According to Wangdaizhijia, a total of 58 P2P platforms went bankrupt in the fourth quarter of 2013. In the first half of 2014, another 47 P2P websites disappeared with money raised, were found to have committed fraud or had difficulty repaying investors.

In China, P2P lenders aren't classified as financial institutions, and there aren't any specific rules governing the sector, so these lenders function beyond the scope of regulators.

This absence of regulation has led to risky practices by P2P lenders, such as investing with clients' funds and failing to conduct due diligence on borrowers. When projects fail, lenders fail to get repaid.

In addition, the wild expansion and escalating competition in the industry have pushed up interest rates. Some P2P firms even promised annual returns of over 40 percent to woo investors, thus increasing default risks.

"Many P2P online platforms are just a transformation of former players in the private lending market, who lack a thorough understanding of liquidity management," said Xu Hongwei, a senior executive at Wangdaizhijia. He estimated that 80 or 90 percent of China's P2P companies might sink.

"No threshold, no industry standard and no regulation—these factors have contributed to the wild growth of the P2P industry," said Huang Zhen, a professor of law at Beijing-based Central University of Finance and Economics.

Systemic risks are building up due to the absence of regulators and the industry's frenetic need for growth to offset the risks, according to Bai Chengyu, Secretary General of the China Association of Microfinance.

How to regulate?

China generally encourages the development of P2P lending as it's a new type of financial product innovation that can prop up reform on the country's financial sector. But this is not to say Internet finance should be free from scrutiny.

The role of a P2P platform must be confined to just an intermediary, according to finance experts. These platforms are supposed to live by brokering agreement between borrowers and lenders, and are prohibited from pooling investors' money to fund their own projects. Otherwise, it would be illegal fundraising, a crime that can lead to years, or even life, in prison in China.

To deal with these problems, the China Banking Regulatory Commission (CBRC) said that it would lead a campaign to regulate P2P lending. In May, the CBRC summoned leaders of P2P websites to discuss on the market entrance threshold and regulation rules. An anonymous industry insider told China Business News that detailed regulations for the industry would come out at the end of this year.

The People's Bank of China has also indicated plans to introduce third-party custodians into the P2P lending industry to keep brokers from taking clients' money.
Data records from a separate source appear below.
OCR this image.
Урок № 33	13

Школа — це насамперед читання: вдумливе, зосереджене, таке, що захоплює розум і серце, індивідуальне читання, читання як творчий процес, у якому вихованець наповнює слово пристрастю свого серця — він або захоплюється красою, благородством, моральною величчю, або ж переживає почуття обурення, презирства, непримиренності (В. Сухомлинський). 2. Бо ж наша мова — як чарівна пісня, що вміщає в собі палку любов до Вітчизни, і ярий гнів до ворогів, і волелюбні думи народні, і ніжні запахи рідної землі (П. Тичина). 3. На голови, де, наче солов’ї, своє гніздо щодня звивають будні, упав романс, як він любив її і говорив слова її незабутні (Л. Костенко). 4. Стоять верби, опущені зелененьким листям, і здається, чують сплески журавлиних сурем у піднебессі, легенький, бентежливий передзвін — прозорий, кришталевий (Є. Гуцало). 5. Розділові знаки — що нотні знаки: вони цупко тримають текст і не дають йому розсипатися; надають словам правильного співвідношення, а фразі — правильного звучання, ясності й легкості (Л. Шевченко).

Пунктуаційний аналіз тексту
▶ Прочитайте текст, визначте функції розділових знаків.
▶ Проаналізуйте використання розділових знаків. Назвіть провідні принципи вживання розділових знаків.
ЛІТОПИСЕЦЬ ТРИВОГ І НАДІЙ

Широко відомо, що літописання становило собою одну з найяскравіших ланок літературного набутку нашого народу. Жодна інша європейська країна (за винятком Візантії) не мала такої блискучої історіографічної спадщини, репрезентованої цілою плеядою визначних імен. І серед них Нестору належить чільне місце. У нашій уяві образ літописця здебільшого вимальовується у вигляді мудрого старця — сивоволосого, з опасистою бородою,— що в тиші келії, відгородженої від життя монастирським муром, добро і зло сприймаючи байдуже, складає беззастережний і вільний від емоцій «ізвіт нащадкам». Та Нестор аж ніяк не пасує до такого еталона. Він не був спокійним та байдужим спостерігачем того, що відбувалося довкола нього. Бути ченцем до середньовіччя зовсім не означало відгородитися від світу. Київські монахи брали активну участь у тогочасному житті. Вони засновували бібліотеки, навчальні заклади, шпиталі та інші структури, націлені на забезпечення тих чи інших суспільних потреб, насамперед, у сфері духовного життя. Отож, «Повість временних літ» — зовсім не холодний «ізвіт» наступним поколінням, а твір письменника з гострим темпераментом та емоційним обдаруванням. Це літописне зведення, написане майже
Yang Dong, Deputy Dean of the Law School at Beijing-based Renmin University of China, said that supervision over P2P websites should be focused on protecting investors. He suggests differentiated supervision should be adopted according to the type of P2P websites and their capital pools.
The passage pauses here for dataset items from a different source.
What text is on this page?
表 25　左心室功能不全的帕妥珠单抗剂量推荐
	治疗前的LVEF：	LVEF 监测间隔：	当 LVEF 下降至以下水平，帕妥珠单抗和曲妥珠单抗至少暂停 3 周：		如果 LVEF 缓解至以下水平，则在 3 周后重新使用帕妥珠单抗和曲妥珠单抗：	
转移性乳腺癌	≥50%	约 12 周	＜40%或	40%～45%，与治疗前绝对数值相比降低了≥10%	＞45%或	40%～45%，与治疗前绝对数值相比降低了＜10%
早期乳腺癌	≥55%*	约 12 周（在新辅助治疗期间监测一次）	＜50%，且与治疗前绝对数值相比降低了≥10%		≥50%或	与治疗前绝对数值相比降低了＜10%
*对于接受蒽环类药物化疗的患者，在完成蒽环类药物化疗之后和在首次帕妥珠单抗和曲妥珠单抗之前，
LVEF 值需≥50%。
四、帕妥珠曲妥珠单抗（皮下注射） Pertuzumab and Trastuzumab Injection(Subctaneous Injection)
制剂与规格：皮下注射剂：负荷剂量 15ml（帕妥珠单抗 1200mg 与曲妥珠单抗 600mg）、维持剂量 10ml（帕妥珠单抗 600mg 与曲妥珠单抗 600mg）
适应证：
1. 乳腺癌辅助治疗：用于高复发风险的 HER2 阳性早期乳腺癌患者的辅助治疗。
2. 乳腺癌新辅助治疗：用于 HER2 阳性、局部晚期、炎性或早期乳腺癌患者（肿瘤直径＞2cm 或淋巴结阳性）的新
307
Xie Ping, Deputy General Manager of China Investment Corp., said that the key to supervision over the P2P lending industry lies in close scrutiny of information, necessitating the disclosure of data regarding shareholders, transactions and mangers.

"They should back up every transaction in case of future lawsuits or penalties from the government after the fact," Xie said.
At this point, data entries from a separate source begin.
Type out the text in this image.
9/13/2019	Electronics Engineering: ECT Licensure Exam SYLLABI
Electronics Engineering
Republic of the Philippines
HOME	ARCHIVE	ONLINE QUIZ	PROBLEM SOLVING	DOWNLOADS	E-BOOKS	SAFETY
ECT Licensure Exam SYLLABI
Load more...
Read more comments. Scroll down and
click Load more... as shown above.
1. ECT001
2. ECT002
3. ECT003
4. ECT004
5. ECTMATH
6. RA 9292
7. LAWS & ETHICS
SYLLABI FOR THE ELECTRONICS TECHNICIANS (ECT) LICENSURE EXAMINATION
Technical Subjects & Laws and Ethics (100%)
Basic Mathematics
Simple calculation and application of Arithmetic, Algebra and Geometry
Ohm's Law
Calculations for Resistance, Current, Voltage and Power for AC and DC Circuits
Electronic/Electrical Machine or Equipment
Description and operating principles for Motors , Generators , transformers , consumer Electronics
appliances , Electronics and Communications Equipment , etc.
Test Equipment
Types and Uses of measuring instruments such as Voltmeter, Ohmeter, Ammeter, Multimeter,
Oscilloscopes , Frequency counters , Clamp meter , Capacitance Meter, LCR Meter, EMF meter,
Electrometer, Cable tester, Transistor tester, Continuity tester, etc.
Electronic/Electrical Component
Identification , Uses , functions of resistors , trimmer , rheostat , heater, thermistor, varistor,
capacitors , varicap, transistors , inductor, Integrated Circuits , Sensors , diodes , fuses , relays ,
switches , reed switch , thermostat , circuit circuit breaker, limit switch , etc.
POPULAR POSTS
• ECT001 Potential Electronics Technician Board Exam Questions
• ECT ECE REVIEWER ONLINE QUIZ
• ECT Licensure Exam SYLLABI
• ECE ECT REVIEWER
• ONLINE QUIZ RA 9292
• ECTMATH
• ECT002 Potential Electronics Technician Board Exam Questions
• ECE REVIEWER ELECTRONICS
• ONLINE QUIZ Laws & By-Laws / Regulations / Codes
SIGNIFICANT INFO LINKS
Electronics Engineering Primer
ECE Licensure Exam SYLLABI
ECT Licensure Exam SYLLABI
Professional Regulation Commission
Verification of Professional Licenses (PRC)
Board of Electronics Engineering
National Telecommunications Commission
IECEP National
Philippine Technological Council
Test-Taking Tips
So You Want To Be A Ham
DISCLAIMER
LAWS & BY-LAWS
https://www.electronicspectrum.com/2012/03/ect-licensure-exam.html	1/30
"The current supervision framework by the government is designed for banks, securities companies and insurers. They don't apply to P2P lending platforms. I think P2P supervision should be considered on the basis of information, big data and full disclosure of information," Xie added.

Zhao Xijun, a professor of finance at Renmin University of China, suggests the government set qualification criteria for P2P lenders as with micro-loan companies and pawnshops. "The government can place requirements on registered capital, personnel qualifications and credit records," Zhao said. "It can also ask all P2P lending firms to register and report their data regularly. Licensing P2P firms is also an option."

Zhang Chenghui, Director of the Research Institute of Finance under the Development Research Center of the State Council, said that effective supervision over P2P lending should factor in six aspects.

"First, P2P platforms are intermediaries, so their risk control measures should be different from those designed for banks. Second, preventing fraud and protecting investors should be the core principle. Third, money laundering and illegal use of capital pool should be strictly prohibited. Fourth, there should be a national industry standard regarding P2P companies' daily operations, and transparency is key. Fifth, self-discipline within the industry should be strengthened. Finally, third-party evaluation should be introduced," Zhang elaborated.

"Supervising the P2P lending industry is a systematic project. The CBRC itself can't do the entire job. It also requires concerted efforts from industry associations, third-party custodians and P2P websites," Zhang said.